Docker Compose is a tool that helps you create and run multi-container applications. This configuration file defines two containers: nginx
from the ./nginx/Dockerfile
recipe, and kestrel
from the ./Dockerfile
recipe. The containers are explicitly linked together so they can communicate.
You can try spinning up the entire multi-container application by running:
docker-compose up
Try opening a browser and navigating to http://localhost (port 80, not 8080!). Nginx is listening on port 80 (the default HTTP port) and proxying requests to your ASP.NET Core application hosted by Kestrel.
Set up a Docker server
Specific setup instructions are outside the scope of this book, but any modern flavor of Linux (like Ubuntu) can be used to set up a Docker host.

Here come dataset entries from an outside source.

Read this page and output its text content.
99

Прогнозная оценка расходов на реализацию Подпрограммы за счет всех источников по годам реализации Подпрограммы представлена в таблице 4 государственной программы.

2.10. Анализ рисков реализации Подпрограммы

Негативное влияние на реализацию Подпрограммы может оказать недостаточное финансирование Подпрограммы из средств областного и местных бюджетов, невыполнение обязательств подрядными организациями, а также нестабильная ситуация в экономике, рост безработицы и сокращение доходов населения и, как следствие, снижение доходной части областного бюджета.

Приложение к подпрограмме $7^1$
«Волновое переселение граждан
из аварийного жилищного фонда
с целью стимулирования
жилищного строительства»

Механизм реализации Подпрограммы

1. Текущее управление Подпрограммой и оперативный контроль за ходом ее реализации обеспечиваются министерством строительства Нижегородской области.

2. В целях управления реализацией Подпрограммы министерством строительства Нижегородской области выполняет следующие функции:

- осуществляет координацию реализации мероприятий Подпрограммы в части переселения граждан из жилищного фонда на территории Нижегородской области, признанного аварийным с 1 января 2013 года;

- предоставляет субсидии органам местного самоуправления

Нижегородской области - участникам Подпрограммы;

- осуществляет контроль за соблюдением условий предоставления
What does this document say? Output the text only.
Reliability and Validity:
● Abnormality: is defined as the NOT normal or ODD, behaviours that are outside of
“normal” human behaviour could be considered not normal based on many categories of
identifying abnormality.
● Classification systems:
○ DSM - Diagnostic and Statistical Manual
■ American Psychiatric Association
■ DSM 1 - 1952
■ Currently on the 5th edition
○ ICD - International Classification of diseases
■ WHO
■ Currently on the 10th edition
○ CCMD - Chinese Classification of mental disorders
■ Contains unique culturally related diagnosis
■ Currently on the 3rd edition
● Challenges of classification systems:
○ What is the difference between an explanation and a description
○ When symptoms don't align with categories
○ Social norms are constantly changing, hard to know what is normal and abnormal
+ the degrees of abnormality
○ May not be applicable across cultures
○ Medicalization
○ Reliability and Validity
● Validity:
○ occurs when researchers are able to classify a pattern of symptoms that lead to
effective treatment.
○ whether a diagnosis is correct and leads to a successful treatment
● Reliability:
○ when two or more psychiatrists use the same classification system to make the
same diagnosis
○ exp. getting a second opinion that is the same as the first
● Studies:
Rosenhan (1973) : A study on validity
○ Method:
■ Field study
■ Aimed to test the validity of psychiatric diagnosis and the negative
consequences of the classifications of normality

For example, you could create a virtual machine with Amazon EC2, and install the Docker service. You can search for “amazon ec2 set up docker” (for example) for instructions.
I like using DigitalOcean because they’ve made it really easy to get started. DigitalOcean has both a pre-built Docker virtual machine, and in-depth tutorials for getting Docker up and running (search for “digitalocean docker”).